Voice of Denver: Investing in Ourselves at Denver's Peak Academy

Scotty Martin, Manager of Process Improvement, and David Edinger, Chief Performance Officer, at Denver Mayor Michael B. Hancock's Office, say Denver's Peak Academy streamlines and improves processes, eliminating waste and saving time and money.
Innovation does not always require technology. In Denver, we believe that people and processes are the foundation of innovation. Innovation, as we approach it, is strategic change resulting in performance improvement. It comes in small, imperfect steps and depends on our resolve to invest in ourselves.
 
In Denver Mayor Michael B. Hancock's office, Peak Academy reaches government workers the principles of Lean to prioritize ideas and eliminate waste.
 
After four hours of Peak Academy training, one Denver colleague went back to her wastewater division office where she has worked for years and promptly created over $46,000 of annual savings. She determined that the 11,000 annual lien letters from her department did not require certified mail. As a result, she saved $44,235 in annual postage costs and freed workers from about 100 hours of stamping the mail. We call this type of innovation a "Just Do It," or "Just Stop It," as the case may be. 
 
These types of innovations are now frequent because the people who do the work are empowered with the tools to innovate that work.
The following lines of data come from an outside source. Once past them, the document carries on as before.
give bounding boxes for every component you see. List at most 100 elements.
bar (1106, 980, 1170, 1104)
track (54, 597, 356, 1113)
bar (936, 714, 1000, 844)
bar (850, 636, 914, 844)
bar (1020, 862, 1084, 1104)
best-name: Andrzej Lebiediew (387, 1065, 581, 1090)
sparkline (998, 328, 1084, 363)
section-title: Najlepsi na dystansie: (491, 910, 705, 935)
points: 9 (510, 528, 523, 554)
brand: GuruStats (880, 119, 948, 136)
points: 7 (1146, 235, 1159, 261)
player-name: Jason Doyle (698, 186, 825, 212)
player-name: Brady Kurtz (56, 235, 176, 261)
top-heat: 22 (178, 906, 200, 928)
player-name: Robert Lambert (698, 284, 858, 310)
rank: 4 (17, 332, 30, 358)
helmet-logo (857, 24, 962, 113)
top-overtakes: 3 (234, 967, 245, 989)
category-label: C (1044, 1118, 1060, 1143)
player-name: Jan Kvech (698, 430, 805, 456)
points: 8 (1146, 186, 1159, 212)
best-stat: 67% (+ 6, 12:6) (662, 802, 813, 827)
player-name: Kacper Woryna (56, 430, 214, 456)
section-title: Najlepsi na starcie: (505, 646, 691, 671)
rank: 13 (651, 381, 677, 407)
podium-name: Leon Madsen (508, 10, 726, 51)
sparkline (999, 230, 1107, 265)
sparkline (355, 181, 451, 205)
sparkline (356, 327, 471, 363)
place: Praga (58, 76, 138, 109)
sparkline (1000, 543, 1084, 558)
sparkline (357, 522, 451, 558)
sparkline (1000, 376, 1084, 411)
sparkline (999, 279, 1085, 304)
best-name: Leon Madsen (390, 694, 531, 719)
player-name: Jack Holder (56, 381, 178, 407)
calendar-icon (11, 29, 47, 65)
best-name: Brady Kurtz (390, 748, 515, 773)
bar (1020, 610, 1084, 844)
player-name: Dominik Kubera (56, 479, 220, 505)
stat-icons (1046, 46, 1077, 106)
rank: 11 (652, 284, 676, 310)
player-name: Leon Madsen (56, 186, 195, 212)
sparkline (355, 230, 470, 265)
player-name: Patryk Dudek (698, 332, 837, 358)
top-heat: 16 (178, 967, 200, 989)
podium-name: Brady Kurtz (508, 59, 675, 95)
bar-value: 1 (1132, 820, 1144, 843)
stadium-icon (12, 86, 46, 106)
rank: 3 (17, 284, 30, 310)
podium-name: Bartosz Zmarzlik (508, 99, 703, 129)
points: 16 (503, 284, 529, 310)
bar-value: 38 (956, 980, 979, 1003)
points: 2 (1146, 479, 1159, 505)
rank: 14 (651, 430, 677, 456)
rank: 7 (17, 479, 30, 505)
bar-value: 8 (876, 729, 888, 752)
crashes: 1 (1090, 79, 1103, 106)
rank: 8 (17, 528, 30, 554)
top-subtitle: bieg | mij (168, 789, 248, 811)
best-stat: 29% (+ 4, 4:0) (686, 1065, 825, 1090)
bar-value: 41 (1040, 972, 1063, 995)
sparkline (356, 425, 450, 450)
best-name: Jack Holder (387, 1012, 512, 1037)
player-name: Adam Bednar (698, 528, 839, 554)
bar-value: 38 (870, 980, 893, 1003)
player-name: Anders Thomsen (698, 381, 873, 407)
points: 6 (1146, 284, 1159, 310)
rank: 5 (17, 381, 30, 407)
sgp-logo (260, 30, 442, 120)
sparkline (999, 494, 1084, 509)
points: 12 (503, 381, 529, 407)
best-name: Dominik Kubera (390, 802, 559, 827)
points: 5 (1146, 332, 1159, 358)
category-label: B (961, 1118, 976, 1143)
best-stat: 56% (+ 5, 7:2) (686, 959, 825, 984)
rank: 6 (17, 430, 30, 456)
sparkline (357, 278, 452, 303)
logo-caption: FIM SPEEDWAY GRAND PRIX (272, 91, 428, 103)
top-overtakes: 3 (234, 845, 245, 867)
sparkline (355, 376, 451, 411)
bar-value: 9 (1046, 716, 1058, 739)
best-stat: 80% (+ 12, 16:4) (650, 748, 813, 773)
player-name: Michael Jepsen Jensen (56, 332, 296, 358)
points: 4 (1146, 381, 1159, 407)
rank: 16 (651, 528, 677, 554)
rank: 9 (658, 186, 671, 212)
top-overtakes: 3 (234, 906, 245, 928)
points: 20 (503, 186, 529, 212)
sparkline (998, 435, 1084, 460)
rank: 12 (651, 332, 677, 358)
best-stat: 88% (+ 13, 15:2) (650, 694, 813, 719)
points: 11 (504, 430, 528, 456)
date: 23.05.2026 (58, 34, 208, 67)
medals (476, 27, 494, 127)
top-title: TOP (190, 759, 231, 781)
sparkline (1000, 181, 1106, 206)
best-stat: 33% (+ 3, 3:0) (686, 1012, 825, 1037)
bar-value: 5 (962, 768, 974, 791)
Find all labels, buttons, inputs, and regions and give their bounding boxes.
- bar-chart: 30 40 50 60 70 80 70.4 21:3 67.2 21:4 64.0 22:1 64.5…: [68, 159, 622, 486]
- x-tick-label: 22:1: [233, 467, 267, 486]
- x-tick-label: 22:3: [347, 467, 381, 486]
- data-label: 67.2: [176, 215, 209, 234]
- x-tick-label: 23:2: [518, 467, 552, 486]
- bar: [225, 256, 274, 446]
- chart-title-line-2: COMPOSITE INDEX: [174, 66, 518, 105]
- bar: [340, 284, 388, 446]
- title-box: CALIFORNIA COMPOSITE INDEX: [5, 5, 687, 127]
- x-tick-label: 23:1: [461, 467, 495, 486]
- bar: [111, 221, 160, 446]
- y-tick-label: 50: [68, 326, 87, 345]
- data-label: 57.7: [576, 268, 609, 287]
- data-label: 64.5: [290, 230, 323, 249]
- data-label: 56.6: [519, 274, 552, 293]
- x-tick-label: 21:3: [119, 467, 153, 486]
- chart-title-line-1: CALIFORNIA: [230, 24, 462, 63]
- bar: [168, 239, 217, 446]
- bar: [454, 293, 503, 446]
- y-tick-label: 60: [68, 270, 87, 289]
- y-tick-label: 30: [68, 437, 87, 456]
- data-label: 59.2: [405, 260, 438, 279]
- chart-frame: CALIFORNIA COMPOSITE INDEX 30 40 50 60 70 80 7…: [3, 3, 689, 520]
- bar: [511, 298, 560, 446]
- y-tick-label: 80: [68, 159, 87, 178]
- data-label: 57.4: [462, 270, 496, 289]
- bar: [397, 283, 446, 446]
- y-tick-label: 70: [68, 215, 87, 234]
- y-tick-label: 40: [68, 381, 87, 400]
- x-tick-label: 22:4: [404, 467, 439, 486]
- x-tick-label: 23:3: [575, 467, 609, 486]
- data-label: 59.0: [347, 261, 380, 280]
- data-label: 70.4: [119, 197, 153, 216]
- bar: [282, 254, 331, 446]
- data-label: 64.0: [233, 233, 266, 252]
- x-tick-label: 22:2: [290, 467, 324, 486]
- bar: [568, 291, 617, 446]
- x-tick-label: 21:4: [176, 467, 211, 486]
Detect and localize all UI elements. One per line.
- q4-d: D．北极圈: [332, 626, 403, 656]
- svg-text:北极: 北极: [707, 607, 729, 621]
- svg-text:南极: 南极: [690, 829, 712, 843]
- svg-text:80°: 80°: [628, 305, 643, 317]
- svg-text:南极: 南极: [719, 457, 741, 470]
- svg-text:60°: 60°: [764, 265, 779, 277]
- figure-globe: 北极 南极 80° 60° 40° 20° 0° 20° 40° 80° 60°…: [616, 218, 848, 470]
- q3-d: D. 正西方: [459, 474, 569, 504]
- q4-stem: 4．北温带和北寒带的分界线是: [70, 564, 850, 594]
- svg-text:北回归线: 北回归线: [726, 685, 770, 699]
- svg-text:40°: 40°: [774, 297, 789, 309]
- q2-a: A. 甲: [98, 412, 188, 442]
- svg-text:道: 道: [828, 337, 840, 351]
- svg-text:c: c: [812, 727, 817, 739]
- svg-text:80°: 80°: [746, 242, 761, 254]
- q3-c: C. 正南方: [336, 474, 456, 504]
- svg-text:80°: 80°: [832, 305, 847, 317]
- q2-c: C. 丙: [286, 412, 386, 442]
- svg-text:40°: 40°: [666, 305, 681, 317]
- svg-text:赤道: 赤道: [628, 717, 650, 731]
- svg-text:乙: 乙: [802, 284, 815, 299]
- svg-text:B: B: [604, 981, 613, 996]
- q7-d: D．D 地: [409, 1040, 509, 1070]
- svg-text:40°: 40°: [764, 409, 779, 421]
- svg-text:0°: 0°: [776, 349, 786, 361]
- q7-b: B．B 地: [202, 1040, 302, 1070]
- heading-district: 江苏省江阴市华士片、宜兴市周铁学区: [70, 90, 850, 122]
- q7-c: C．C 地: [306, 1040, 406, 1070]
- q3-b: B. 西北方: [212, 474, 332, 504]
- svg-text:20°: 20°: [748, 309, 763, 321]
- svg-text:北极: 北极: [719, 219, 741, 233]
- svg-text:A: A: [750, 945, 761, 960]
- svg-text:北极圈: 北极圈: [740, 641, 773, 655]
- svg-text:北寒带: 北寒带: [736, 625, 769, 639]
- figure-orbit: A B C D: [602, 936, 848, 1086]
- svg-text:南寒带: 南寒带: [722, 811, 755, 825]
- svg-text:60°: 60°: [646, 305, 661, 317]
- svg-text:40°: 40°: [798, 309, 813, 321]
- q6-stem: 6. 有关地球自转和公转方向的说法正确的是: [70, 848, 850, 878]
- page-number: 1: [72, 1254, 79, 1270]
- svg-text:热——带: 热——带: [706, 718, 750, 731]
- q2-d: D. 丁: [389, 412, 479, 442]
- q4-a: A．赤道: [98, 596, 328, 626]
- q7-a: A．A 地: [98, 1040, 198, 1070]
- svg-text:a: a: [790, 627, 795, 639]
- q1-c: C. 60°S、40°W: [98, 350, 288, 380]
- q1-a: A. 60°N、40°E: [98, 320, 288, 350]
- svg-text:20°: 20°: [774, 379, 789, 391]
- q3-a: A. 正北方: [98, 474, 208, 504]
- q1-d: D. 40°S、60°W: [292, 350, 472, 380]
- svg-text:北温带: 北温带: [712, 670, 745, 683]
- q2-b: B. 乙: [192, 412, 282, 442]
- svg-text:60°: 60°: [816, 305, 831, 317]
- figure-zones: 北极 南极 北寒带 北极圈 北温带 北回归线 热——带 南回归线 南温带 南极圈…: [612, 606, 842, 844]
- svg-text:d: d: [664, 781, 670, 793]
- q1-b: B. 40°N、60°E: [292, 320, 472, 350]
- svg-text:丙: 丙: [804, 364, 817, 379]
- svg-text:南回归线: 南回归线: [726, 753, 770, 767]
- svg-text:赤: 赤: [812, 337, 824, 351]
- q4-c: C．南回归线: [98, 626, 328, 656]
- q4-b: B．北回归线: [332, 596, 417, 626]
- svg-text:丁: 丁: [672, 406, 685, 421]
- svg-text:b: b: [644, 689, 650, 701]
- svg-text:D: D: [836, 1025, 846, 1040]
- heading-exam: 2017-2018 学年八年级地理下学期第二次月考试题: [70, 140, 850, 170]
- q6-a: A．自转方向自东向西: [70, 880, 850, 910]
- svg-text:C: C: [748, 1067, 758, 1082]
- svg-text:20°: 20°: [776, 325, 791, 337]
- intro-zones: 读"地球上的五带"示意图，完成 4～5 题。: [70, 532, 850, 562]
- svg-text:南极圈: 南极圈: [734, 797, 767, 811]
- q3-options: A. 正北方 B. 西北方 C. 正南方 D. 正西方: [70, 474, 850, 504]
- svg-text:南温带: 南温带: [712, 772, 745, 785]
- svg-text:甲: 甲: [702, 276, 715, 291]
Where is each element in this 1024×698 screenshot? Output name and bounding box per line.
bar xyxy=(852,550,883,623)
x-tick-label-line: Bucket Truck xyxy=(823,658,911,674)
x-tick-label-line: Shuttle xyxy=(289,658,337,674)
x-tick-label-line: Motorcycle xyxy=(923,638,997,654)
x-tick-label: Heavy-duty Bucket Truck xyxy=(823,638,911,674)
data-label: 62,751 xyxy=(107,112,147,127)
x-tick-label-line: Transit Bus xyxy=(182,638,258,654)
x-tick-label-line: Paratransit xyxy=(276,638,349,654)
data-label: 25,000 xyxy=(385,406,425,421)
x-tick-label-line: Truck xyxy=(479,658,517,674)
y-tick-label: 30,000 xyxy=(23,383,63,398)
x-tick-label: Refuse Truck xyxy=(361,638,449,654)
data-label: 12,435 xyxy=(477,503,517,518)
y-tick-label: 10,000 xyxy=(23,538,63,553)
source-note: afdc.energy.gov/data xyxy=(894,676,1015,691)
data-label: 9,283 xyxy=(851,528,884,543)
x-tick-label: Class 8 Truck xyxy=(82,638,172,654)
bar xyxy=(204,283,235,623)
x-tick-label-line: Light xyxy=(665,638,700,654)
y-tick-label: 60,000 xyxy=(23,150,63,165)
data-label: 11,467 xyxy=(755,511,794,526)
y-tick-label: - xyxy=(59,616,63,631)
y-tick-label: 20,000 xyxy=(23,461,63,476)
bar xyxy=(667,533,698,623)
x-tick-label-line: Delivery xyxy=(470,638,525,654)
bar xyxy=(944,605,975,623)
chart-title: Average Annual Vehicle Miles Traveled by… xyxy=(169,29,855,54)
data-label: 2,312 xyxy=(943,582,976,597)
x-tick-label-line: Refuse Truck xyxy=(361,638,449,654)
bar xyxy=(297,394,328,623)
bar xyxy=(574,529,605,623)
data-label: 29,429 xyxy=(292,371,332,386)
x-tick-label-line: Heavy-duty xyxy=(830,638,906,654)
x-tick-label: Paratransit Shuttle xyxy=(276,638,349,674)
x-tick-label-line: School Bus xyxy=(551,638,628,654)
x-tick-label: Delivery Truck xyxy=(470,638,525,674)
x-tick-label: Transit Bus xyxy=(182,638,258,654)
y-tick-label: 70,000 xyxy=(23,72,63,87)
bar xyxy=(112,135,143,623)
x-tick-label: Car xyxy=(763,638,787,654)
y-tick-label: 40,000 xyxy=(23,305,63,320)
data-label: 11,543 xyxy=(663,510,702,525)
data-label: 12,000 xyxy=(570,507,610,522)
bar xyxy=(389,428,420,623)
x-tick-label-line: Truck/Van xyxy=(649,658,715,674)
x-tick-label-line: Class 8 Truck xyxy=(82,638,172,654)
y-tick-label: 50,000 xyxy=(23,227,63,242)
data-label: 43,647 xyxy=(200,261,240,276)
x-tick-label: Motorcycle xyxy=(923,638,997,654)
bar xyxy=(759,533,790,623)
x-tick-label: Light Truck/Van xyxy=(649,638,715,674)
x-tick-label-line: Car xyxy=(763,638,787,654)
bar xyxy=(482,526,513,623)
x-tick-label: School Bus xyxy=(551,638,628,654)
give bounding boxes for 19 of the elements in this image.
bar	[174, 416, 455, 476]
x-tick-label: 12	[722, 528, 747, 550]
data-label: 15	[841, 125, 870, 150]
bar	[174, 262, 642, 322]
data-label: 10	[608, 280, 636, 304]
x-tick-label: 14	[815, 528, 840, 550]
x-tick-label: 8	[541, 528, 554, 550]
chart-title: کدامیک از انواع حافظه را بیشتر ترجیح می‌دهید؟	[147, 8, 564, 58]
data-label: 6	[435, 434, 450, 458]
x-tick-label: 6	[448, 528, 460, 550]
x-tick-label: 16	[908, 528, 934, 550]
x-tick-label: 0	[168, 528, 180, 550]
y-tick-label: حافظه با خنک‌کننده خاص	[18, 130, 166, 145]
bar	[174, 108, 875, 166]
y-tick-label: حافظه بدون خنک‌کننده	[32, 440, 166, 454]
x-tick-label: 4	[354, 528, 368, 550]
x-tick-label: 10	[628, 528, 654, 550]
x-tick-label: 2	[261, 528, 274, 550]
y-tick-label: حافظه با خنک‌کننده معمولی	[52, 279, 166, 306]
The term waste can initially seem insulting. Peak Academy teaches the opposite: that waste is disrespectful to workers, customers, and citizens because it asks everyone to endure work and processes that produce no value. 
 
This is not to say that technology is unimportant. The first time we tried to create an integrated criminal justice supply chain, the technology was already in place. The five primary criminal justice agencies had their own enterprise systems and, as a result, projects like the Unified Summons & Complaint turned seven paper arrest forms into one electronic version, eliminated redundant data entry across the supply chain, and dramatically reduced the chance for human error. Our subject matter experts -- our employees -- were the source of innovation.
 
Innovation requires team effort. Larger efforts, called Rapid Improvement Events (RIEs), take a week and can cost as much as $20,000 in personnel. It's not unusual, however, for RIES to return three to five times that investment, often within a year. At Human Services, a team set ground rules on day one. These rules required no investment in technology. They started with a reason for action: internal mail distribution took too long to reach case workers. The team then worked to reduce the number of internal mail transfers from 23 to 12, and increased the percentage of cases indexed within 24 hours from 29 percent to 100 percent. The bulk of the work took one week, and the financial payback occurred within seven months. 
 
Peak Academy will train over 1,000 new Green Belts with a four-hour Lean introduction in 2012, as 180 new Black Belts will receive four and a half days of training from an internal process-improvement team. Black Belts go back to their jobs with the expectation of two or three annual innovations built into their individual work plans. 
 
On the final day of Black Belt training, when candidates start thinking about going back to their jobs, fear often creeps in. They fear a lack of supervisor support, they fear co-workers resistant of change and they fear that this newly acquired knowledge might only apply in the classroom. The Black Belts present three of their work-related innovation ideas to classmates, executive sponsors and instructors. Together the group debriefs them on how to refine individual plans, and sponsors chime in with support to push Black Belts past their fears and into a place of hope and confidence.
 
We've found this cliff of fear to be the biggest obstacle for our colleagues as they enter into phases of innovation. And yet, for us, innovation is people. Of course technology has an important role for large-scale innovation. But we believe successful innovation must start with the people who do the work. Denver's goal is to turn 10,300 employees into innovators. 
 
Peak Academy is a component of Peak Performance, Denver Mayor Michael B. Hancock's vision for smart government.